| The Burren June/July 2011
with Cate Macfarlane and Lyn Barritt
Our first gathering was always going to be an interesting exchange of how we had arrived; some crossing the Celtic Sea, others the Irish Sea and more flying in over the Atlantic Sea from the west to our home for the week, a modern spacious house near the town of Ennis and not too far from The Burren. We soon settled in to enjoy a week of companionship, helped celebrate a special birthday, enjoyed sunshine and very little rain.
On Sunday, following a leisurely breakfast and Church attendance, we spent the afternoon at the archaeological site of Dysert O’Dea, marvelling at the skills of those who fashioned the Romanesque church door, St Tola High Cross and wondered how will those who come after us view what we have left behind. We wandered the wild flower-strewn lanes and tracks, and thought of hunger and famine still present in the world to-day. This whole area is rich with archaeological and ecclesiastical ruins, more of which we were to see at Kilfenora later during the week.
Recognising our need for silence and solitude in our busy, activity filled lives and world, led us to sojourn to Inis Meain (middle one of three Aran islands),for a day which started with the appearance of a rainbow. Focused on our theme, we shared reflections from Henri Nouwen and admired the Harry Clarke stained glass windows in the Church. Some of us then found the unusual almost square shaped stone-age fort, others a place to sit and wonder and the more restless decided to walk around the island. This soon proved to be more of a challenge than anticipated, eased only by the sounds of the sea and sighting a dolphin!

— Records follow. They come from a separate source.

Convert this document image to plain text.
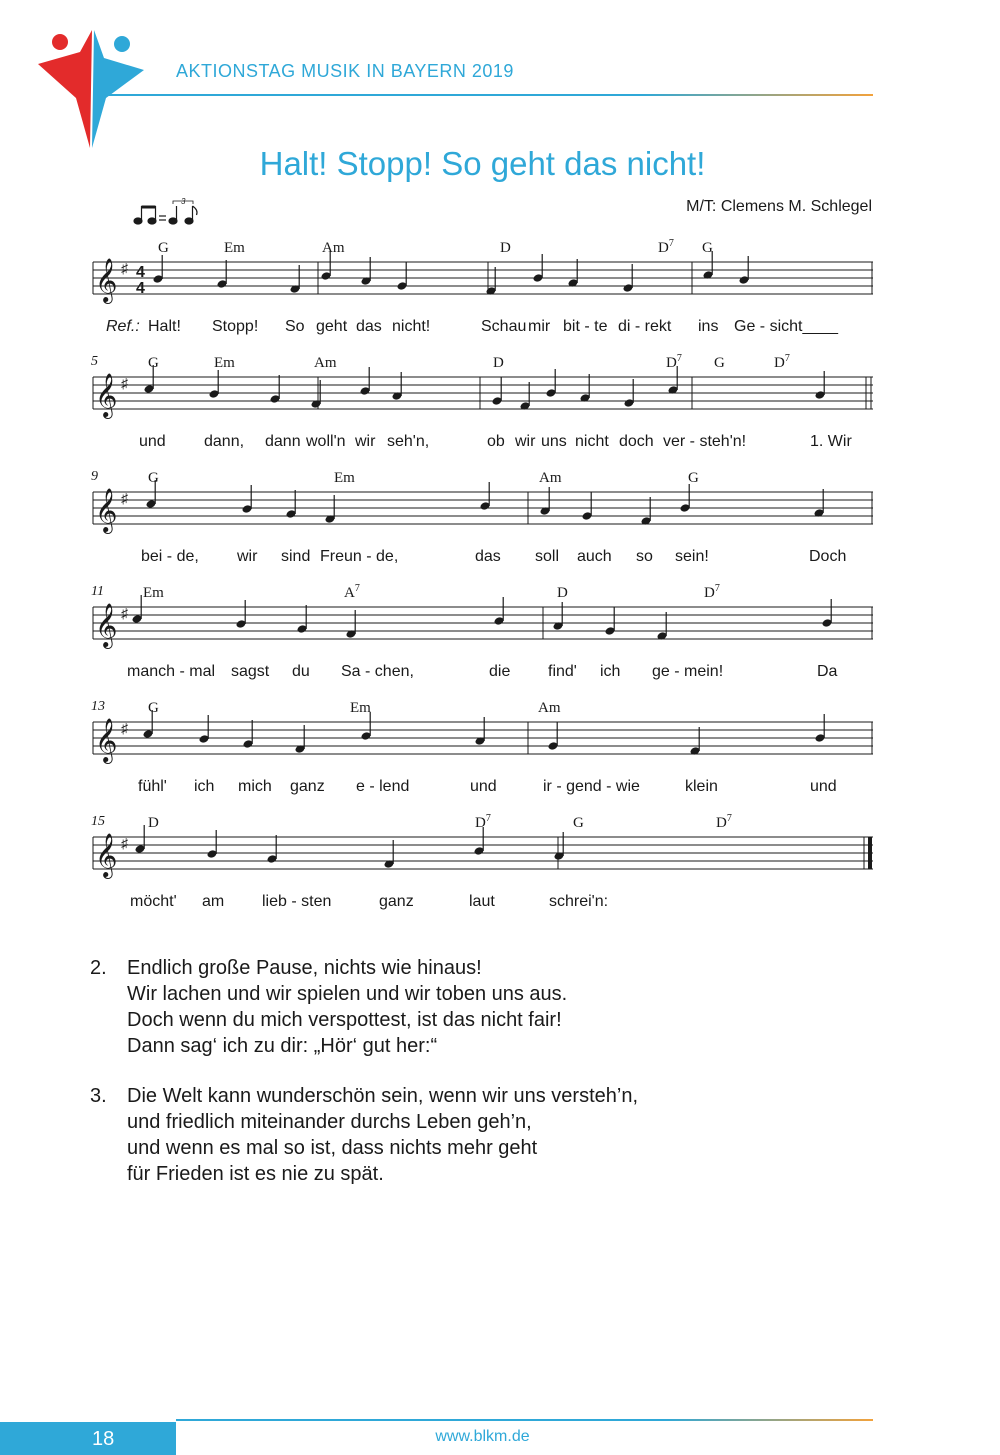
AKTIONSTAG MUSIK IN BAYERN 2019
Halt! Stopp! So geht das nicht!
M/T: Clemens M. Schlegel
3
𝄞 ♯ 4
4
G	Em	Am	D	$D^7$ G
Ref.: Halt! Stopp! So geht das nicht!	Schau mir bit - te di - rekt ins Ge - sicht____
𝄞 ♯
5	G	Em	Am	D	$D^7$ G	$D^7$
und dann, dann woll'n wir seh'n,	ob wir uns nicht doch ver - steh'n!	1. Wir
𝄞 ♯
9	G	Em	Am	G
bei - de, wir sind Freun - de,	das soll auch so sein!	Doch
𝄞 ♯
11	Em	$A^7$	D	$D^7$
manch - mal sagst du Sa - chen,	die find' ich ge - mein!	Da
𝄞 ♯
13	G	Em	Am
fühl' ich mich ganz e - lend	und	ir - gend - wie	klein	und
𝄞 ♯
15	D	$D^7$	G	$D^7$
möcht' am lieb - sten	ganz	laut	schrei'n:
2.	Endlich große Pause, nichts wie hinaus!
Wir lachen und wir spielen und wir toben uns aus.
Doch wenn du mich verspottest, ist das nicht fair!
Dann sag‘ ich zu dir: „Hör‘ gut her:“
3.	Die Welt kann wunderschön sein, wenn wir uns versteh’n,
und friedlich miteinander durchs Leben geh’n,
und wenn es mal so ist, dass nichts mehr geht
für Frieden ist es nie zu spät.
18	www.blkm.de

Wishing to explore this stonescape of rocky limestone slabs of what people know as 'the Burren' back on the mainland (variously described in appearance as moonscape or a stack of pancakes), we stepped our way through rocky outcrops, heard a cuckoo, saw skylarks, amazing wild flowers including varieties of orchid, mountain avens and hart’s tongue fern. Cattle, donkeys and goats moved to let us pass (encouraged by St Francis among us). We detoured a little to the remains of the 6th century Monastic Temple Cronan and were silent for a time ….
We had tea at the Burren Perfumery and a little later, refreshment at the hostelry overlooking a disappearing lake … such tranquillity.We enjoyed walking in The Caher Valley along old drover roads and tracks, and delighted in seeing small heath, fritillary and common blue butterflies to name but three; and always, an enchanting vista. The ruins of Fermoyle penal Chapel provided welcome shade for a lunch stop, as we remembered religious persecution long past here, but not so in some parts of the world.
What a sight, the Cliffs of Moher rising from the sea! Some brave folk walked the coast- hugging track, passing lonely deserted cottages; others strolled the less hazardous walkways always looking for creatures from the sea to emerge. We ventured underground for the next spectacle … in the depths of the caves carved by underground rivers in this area, the amazing Great Stalactite of Doolin … such wonders in our world, left us in awe.
All to soon our time together came to a close. We enjoyed a meal out and a concert in St Columba’s Church before bidding farewell and thanking God for a marvellous week the following morning.
“The secret music of nature is concealed in stone.” (John O’Donohue)
Compiled by Cate Macfarlane with grateful thanks for guest contributions.